The Philippines will likely return to a high-growth, low-inflation regime this year, allowing the local stock barometer to recover to as high as 8,800 after a challenging period last year, local investment house First Metro Investment Corp. said.
In a separate research note, however, Dutch financial giant ING said Philippine growth might hit a speedbump in the next two quarters with still-high levels of inflation and higher borrowing expected to somewhat sap both consumption and investment momentum.
In a joint briefing with the University of Asia and the Pacific (UA&P) on Tuesday, FMIC said the Philippine domestic economy could expand by at least 6.8 percent to as high as 7.2 percent this year as slower inflation boosts consumer spending.
The inflation rate is seen to ease to 3 to 3.5 percent this year —back to the government’s target range of 2-4 percent—as food supply normalizes while global crude oil prices enter bearish territory.

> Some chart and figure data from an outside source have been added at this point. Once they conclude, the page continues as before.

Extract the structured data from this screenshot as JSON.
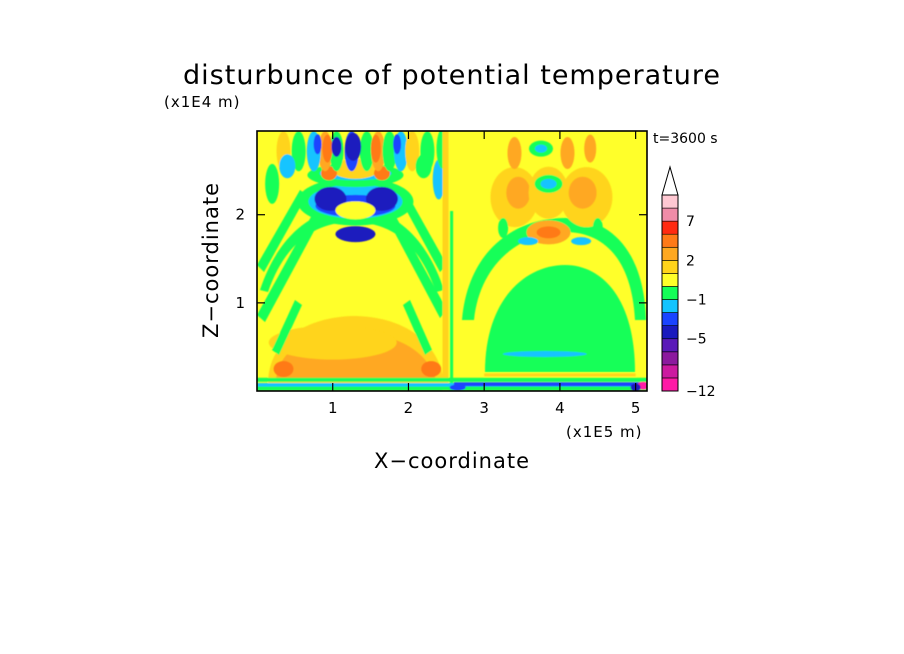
{
  "chart_data": {
    "type": "heatmap",
    "subtype": "filled-contour",
    "title": "disturbunce of potential temperature",
    "xlabel": "X−coordinate",
    "ylabel": "Z−coordinate",
    "x_unit": "(x1E5 m)",
    "y_unit": "(x1E4 m)",
    "time_label": "t=3600 s",
    "xlim": [
      0,
      5.15
    ],
    "ylim": [
      0,
      2.95
    ],
    "x_ticks": [
      1,
      2,
      3,
      4,
      5
    ],
    "y_ticks": [
      1,
      2
    ],
    "colorbar": {
      "extend": "max",
      "levels": [
        -12,
        -10,
        -8,
        -7,
        -5,
        -4,
        -3,
        -1,
        0,
        1,
        2,
        3,
        5,
        7,
        9,
        11
      ],
      "labeled_levels": [
        "7",
        "2",
        "−1",
        "−5",
        "−12"
      ],
      "labeled_values": [
        7,
        2,
        -1,
        -5,
        -12
      ],
      "colors": [
        "#ff1aa6",
        "#cc1aa0",
        "#8c1a9e",
        "#5a1ab8",
        "#1a1abe",
        "#1a44ff",
        "#12c4ff",
        "#14ff58",
        "#ffff2a",
        "#ffd41a",
        "#ffa820",
        "#ff7a18",
        "#ff2a12",
        "#f08ca8",
        "#ffc8d2"
      ]
    },
    "features": [
      {
        "name": "lower warm arch",
        "x": 1.0,
        "z": 0.4,
        "value": 2.5
      },
      {
        "name": "upper cold cores",
        "x": 1.3,
        "z": 2.75,
        "value": -5
      },
      {
        "name": "mid cold lobes",
        "x": 1.3,
        "z": 2.1,
        "value": -5
      },
      {
        "name": "right cold arc",
        "x": 3.8,
        "z": 0.9,
        "value": -0.5
      },
      {
        "name": "right warm core",
        "x": 3.8,
        "z": 1.75,
        "value": 3.5
      },
      {
        "name": "right cold cell",
        "x": 3.85,
        "z": 2.35,
        "value": -2
      }
    ]
  }
}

“The Philippine economy is again in a growth trajectory. Apart from the country’s strong macroeconomic fundamentals and expected inflation easing this year, another important factor in pushing economic growth is the continued policy reform drive of the Duterte administration, which includes tax reform, corruption and red tape reduction, broadening the base of the financial system and facilitation of new and disruptive technologies,” FMIC president Rabboni Francis Arjonillo said.
A recovery in manufacturing, rising tourist arrivals and mid-term election spending are also seen to contribute to faster growth this year.

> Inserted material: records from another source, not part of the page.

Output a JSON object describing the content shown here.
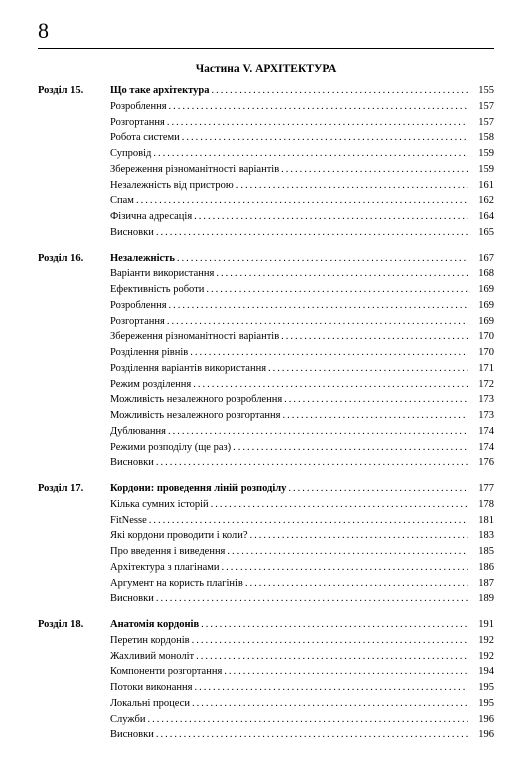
{
  "page_number": "8",
  "part_title": "Частина V. АРХІТЕКТУРА",
  "colors": {
    "background": "#ffffff",
    "text": "#000000",
    "divider": "#000000"
  },
  "typography": {
    "page_number_size": 22,
    "part_title_size": 11.5,
    "body_size": 10.5,
    "font_family": "Georgia, Times New Roman, serif"
  },
  "chapters": [
    {
      "label": "Розділ 15.",
      "title": "Що таке архітектура",
      "page": "155",
      "sections": [
        {
          "title": "Розроблення",
          "page": "157"
        },
        {
          "title": "Розгортання",
          "page": "157"
        },
        {
          "title": "Робота системи",
          "page": "158"
        },
        {
          "title": "Супровід",
          "page": "159"
        },
        {
          "title": "Збереження різноманітності варіантів",
          "page": "159"
        },
        {
          "title": "Незалежність від пристрою",
          "page": "161"
        },
        {
          "title": "Спам",
          "page": "162"
        },
        {
          "title": "Фізична адресація",
          "page": "164"
        },
        {
          "title": "Висновки",
          "page": "165"
        }
      ]
    },
    {
      "label": "Розділ 16.",
      "title": "Незалежність",
      "page": "167",
      "sections": [
        {
          "title": "Варіанти використання",
          "page": "168"
        },
        {
          "title": "Ефективність роботи",
          "page": "169"
        },
        {
          "title": "Розроблення",
          "page": "169"
        },
        {
          "title": "Розгортання",
          "page": "169"
        },
        {
          "title": "Збереження різноманітності варіантів",
          "page": "170"
        },
        {
          "title": "Розділення рівнів",
          "page": "170"
        },
        {
          "title": "Розділення варіантів використання",
          "page": "171"
        },
        {
          "title": "Режим розділення",
          "page": "172"
        },
        {
          "title": "Можливість незалежного розроблення",
          "page": "173"
        },
        {
          "title": "Можливість незалежного розгортання",
          "page": "173"
        },
        {
          "title": "Дублювання",
          "page": "174"
        },
        {
          "title": "Режими розподілу (ще раз)",
          "page": "174"
        },
        {
          "title": "Висновки",
          "page": "176"
        }
      ]
    },
    {
      "label": "Розділ 17.",
      "title": "Кордони: проведення ліній розподілу",
      "page": "177",
      "sections": [
        {
          "title": "Кілька сумних історій",
          "page": "178"
        },
        {
          "title": "FitNesse",
          "page": "181"
        },
        {
          "title": "Які кордони проводити і коли?",
          "page": "183"
        },
        {
          "title": "Про введення і виведення",
          "page": "185"
        },
        {
          "title": "Архітектура з плагінами",
          "page": "186"
        },
        {
          "title": "Аргумент на користь плагінів",
          "page": "187"
        },
        {
          "title": "Висновки",
          "page": "189"
        }
      ]
    },
    {
      "label": "Розділ 18.",
      "title": "Анатомія кордонів",
      "page": "191",
      "sections": [
        {
          "title": "Перетин кордонів",
          "page": "192"
        },
        {
          "title": "Жахливий моноліт",
          "page": "192"
        },
        {
          "title": "Компоненти розгортання",
          "page": "194"
        },
        {
          "title": "Потоки виконання",
          "page": "195"
        },
        {
          "title": "Локальні процеси",
          "page": "195"
        },
        {
          "title": "Служби",
          "page": "196"
        },
        {
          "title": "Висновки",
          "page": "196"
        }
      ]
    }
  ]
}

The country’s gross domestic product (GDP) grew by only 6.1 percent year-on-year in the third quarter of 2018, bringing the nine-month average growth to 6.3 percent. Full-year inflation in 2018 averaged at 5.2 percent due to the upsurge in global oil prices, adjustment of taxes on petroleum and rice supply bottlenecks.
With the declining inflation, Arjonillo said local interest rates could ease by around 50 basis points this year alongside expectation of slower policy rate hikes by the US Federal Reserve and possible monetary easing by the Bangko Sentral ng Pilipinas, which is seen to slash its reserve requirement by 200 basis points this year and possibly even cut the overnight borrowing rate by 25 basis points.
For its part, ING sees Philippine GDP growing by only 5.8 percent this first quarter, by 6.1 percent in the second and third quarters and 6.2 percent in the fourth quarter.
It still expects inflation to be relatively high, averaging at 3.9 percent in the first quarter, 4.8 percent in the second quarter, 6.3 percent in the third quarter and 5.9 percent in the fourth quarter.
“Government spending, which has recently been a key source of growth, is expected to struggle in first half 2019 with an election ban preventing fresh projects and a delay in passing the budget likely to halt last year’s strong growth,” ING said in a research note issued on Tuesday.
“But with inflation expected to slip back within target in first half and the BSP expected to ease, GDP growth momentum may be rekindled to close out the year,” it added.